线性回归是最基础且应用广泛的回归模型,它基于自变量与因变量之间存在线性关系的假设,通过最小二乘法拟合数据,使预测值与真实值的误差平方和最小化。其优点在于原理简单、可解释性强,模型参数直观反映自变量对因变量的影响程度;但缺点是对非线性数据的拟合能力有限,若数据存在复杂关系,预测误差会显著增大。
决策树回归通过构建树形结构,依据特征的不同取值对数据进行递归划分,直至满足停止条件,每个叶节点对应一个预测值。它对非线性数据具有良好的适应性,能处理数值型和分类型数据,且无需对数据进行复杂的预处理。不过,决策树容易出现过拟合现象,尤其在数据量较小或特征过多时,模型在训练集上表现良好,但在测试集上泛化能力较差。
随机森林回归是基于决策树的集成学习算法,通过构建多个决策树,并将它们的预测结果进行平均,有效降低了单一决策树的过拟合风险,提高了模型的稳定性和泛化能力。它对高维数据和噪声数据具有较好的鲁棒性,在处理大规模数据时表现出色。然而,随机森林的模型复杂度较高,可解释性相比线性回归有所降低,难以直观地分析特征与预测结果之间的关系。
支持向量回归(SVR)基于支持向量机的原理,通过寻找一个最优超平面,使得样本点到该超平面的误差最小化。SVR 在处理小样本、非线性和高维数据时表现优异,能够有效避免过拟合问题。但它对核函数的选择和参数调整较为敏感,不同的核函数和参数设置可能导致模型性能差异较大,需要通过大量的实验来确定最优参数。

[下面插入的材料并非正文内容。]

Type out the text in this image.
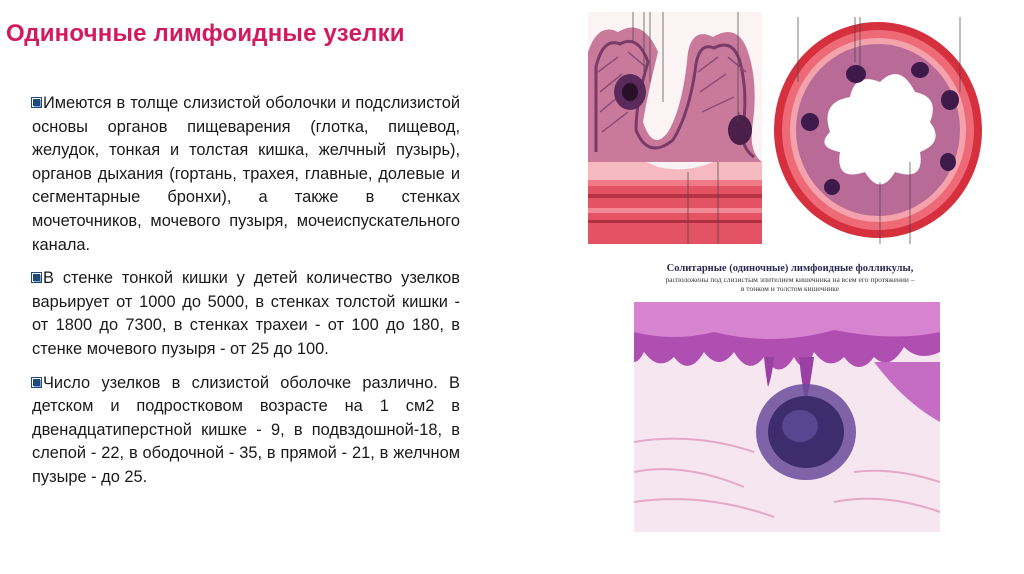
Одиночные лимфоидные узелки
Имеются в толще слизистой оболочки и подслизистой основы органов пищеварения (глотка, пищевод, желудок, тонкая и толстая кишка, желчный пузырь), органов дыхания (гортань, трахея, главные, долевые и сегментарные бронхи), а также в стенках мочеточников, мочевого пузыря, мочеиспускательного канала.
В стенке тонкой кишки у детей количество узелков варьирует от 1000 до 5000, в стенках толстой кишки - от 1800 до 7300, в стенках трахеи - от 100 до 180, в стенке мочевого пузыря - от 25 до 100.
Число узелков в слизистой оболочке различно. В детском и подростковом возрасте на 1 см2 в двенадцатиперстной кишке - 9, в подвздошной-18, в слепой - 22, в ободочной - 35, в прямой - 21, в желчном пузыре - до 25.
Солитарные (одиночные) лимфоидные фолликулы,
расположены под слизистым эпителием кишечника на всем его протяжении –
в тонком и толстом кишечнике
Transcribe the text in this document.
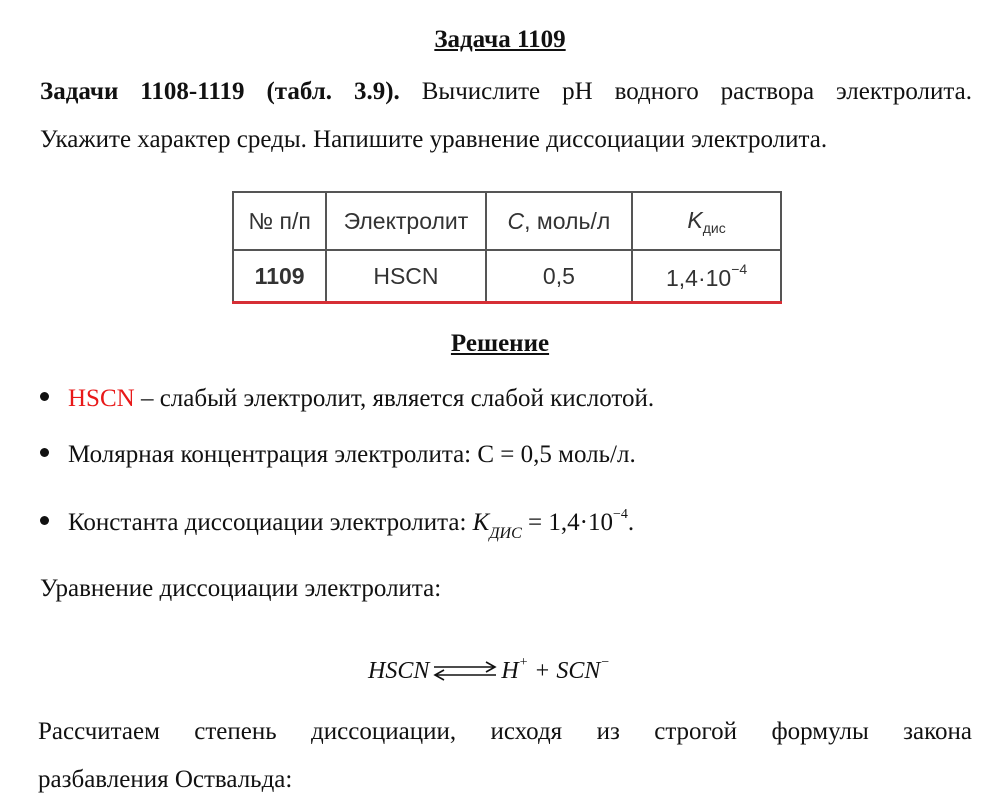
Задача 1109
Задачи 1108-1119 (табл. 3.9). Вычислите pH водного раствора электролита.
Укажите характер среды. Напишите уравнение диссоциации электролита.
№ п/п	Электролит	C, моль/л	$K_{дис}$
1109	HSCN	0,5	$1,4\cdot 10^{-4}$
Решение
HSCN – слабый электролит, является слабой кислотой.
Молярная концентрация электролита: C = 0,5 моль/л.
Константа диссоциации электролита: $K_{ДИС} = 1,4\cdot 10^{-4}$.
Уравнение диссоциации электролита:
HSCN ⇌ H+ + SCN−
Рассчитаем степень диссоциации, исходя из строгой формулы закона
разбавления Оствальда:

梯度提升回归树(GBRT)也是一种集成学习算法,它通过迭代地训练多个弱回归模型(通常为决策树),每次训练都基于前一个模型的残差进行,逐步减少预测误差。GBRT 具有较高的预测精度,能够处理复杂的非线性关系,对异常值和噪声有一定的鲁棒性。但由于其迭代训练的特性,训练时间较长,且模型容易出现过拟合,需要通过适当的正则化方法进行控制。
综上所述,不同的机器学习回归器在原理、性能和适用场景上存在显著差异。线性回归适用于数据呈线性关系且对可解释性要求较高的场景;决策树回归适合初步探索数据特征和处理非线性数据;随机森林回归在处理大规模复杂数据时更具优势;支持向量回归适用于小样本、高维数据的回归问题;梯度提升回归树则在追求高精度预测的同时,需要注意避免过拟合。在实际应用中,应根据数据特点、任务需求和计算资源,综合评估并选择合适的回归器,必要时还可通过模型融合等技术进一步提升预测效果。
📚2 运行结果
部分代码:
clear all
close all
clc
warning off
set(0,'DefaultAxesFontName', 'Times New Roman')
set(0,'DefaultAxesFontSize', 12)
set(0,'DefaultTextFontname', 'Times New Roman')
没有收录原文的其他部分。